N'attendant pas qu'il m'invite à m'asseoir, je retirais mon manteau trempé et le posai sur le dossier de sa chaise de bureau, et m'assis sur cette dernière.

 

« J'avais envie de te parler, déclarai-je. Tu ne m'as pas laissé dire grand chose hier soir.

    • Il y avait rien de plus à dire, souffla-t-il, sur la défensive. Ça aurait été sympa de me laisser quelques jours de répit pour digérer.

    • Je suis désolée de t'avoir blessé, m'excusai-je, sincère. Je sais que j'aurais eu plus d'une occasion de te dire que j'étais avec Castiel, mais je n'ai pas eu le courage. J'avais peur que tu t'éloignes de moi.

    • Évidemment que je me serais éloigné, c'est normal ! Je vais pas continuer à te draguer, à te tenir la main, alors que t'es avec quelqu'un, s'énerva-t-il. Encore plus avec Castiel, si je me trompe pas, il a presque cogné un mec à la soirée de Lysandre, pour tes beaux yeux. J'ai pas envie que ça m'arrive, perso.

    • Et donc, on ne plus être amis ? Soufflai-je.

    • On est pas amis, trancha-t-il. »

 

Je fus désarçonnée par cette phrase. Même si j'en étais venue aux mêmes conclusions la veille au soir. Armin et moi n'étions pas amis. Depuis le début, Armin ressentait autre chose que de l'amitié pour moi. Était-ce aussi mon cas ? Est-ce-que je voulais vraiment de lui comme d'un ami ? Je me rappelais la danse que nous avions partagée deux semaines plus tôt, ma tête sur son épaule, ses mains sur mes hanches. Hier soir, ces frissons qui m'avaient parcourus alors qu'il m'avait pris la main.

 

« C'est vrai, tu as raison, conclus-je en me levant. Peut-être qu'on le deviendra, je l'espère.

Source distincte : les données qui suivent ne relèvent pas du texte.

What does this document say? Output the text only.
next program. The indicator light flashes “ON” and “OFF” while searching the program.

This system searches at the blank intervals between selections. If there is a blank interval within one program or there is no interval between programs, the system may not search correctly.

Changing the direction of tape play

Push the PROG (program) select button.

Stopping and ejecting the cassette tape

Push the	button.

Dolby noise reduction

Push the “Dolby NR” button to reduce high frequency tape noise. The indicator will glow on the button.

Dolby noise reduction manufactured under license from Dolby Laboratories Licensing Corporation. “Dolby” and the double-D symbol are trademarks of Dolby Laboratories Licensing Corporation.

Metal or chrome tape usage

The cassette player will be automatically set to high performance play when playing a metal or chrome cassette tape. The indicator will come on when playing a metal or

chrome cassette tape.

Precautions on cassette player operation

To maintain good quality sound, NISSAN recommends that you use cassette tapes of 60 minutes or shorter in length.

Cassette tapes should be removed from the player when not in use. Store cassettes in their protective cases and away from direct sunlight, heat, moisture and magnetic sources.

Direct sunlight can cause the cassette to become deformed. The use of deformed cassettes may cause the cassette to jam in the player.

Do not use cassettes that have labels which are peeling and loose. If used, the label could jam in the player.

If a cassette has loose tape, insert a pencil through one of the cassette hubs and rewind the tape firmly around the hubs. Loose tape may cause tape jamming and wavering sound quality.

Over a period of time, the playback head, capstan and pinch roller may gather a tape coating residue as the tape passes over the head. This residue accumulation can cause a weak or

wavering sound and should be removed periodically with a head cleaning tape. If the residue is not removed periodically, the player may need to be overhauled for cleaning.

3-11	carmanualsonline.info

    • Je n'en ai pas envie, pas pour l'instant, dit-il.

    • Je comprends, fis-je. »

 

Sentant les larmes me monter aux yeux, je me détournai, attrapai mon manteau et me dirigeai vers la porte.

 

« Attends, fit Armin. 

 

Il s'était levé et approché de moi.

 

    • Quand tu penseras à moi en tant qu'ami, souffla-t-il, j'ai juste envie que tu gardes ça en tête...

 

Il me prit par la taille, se colla à moi, et me donna un baiser brutal et passionné. Je sentis un frisson de désir me parcourir. Je l'enlaçai, le serrai encore plus fort contre moi, et lui rendis son baiser. Je sentais des larmes rouler sur mes joues. Je pleurais. Il s'écarta de moi, ses yeux d'habitude d'un bleu brillant, étaient sombres, bleu nuit, presque noir.

 

 

« T'as clairement envie qu'on soit amis, ça se voit, fit-il d'un rire sans humour.

    • Tais-toi, murmurai-je, en essuyant mes yeux et mes joues.

    • Va-t-en, avant qu'on fasse pire, dit-il en se détournant. »

 

Je ramassai mon manteau, que j'avais laissé tomber durant la scène, et sortis de la pièce en claquant la porte. Je courus pratiquement pour sortir de la maison, je ne croisai personne. Il pleuvait toujours. Je ne savais pas si c'étaient les gouttes de pluie qui roulaient sur mes joues, ou si j'avais recommencé à pleurer.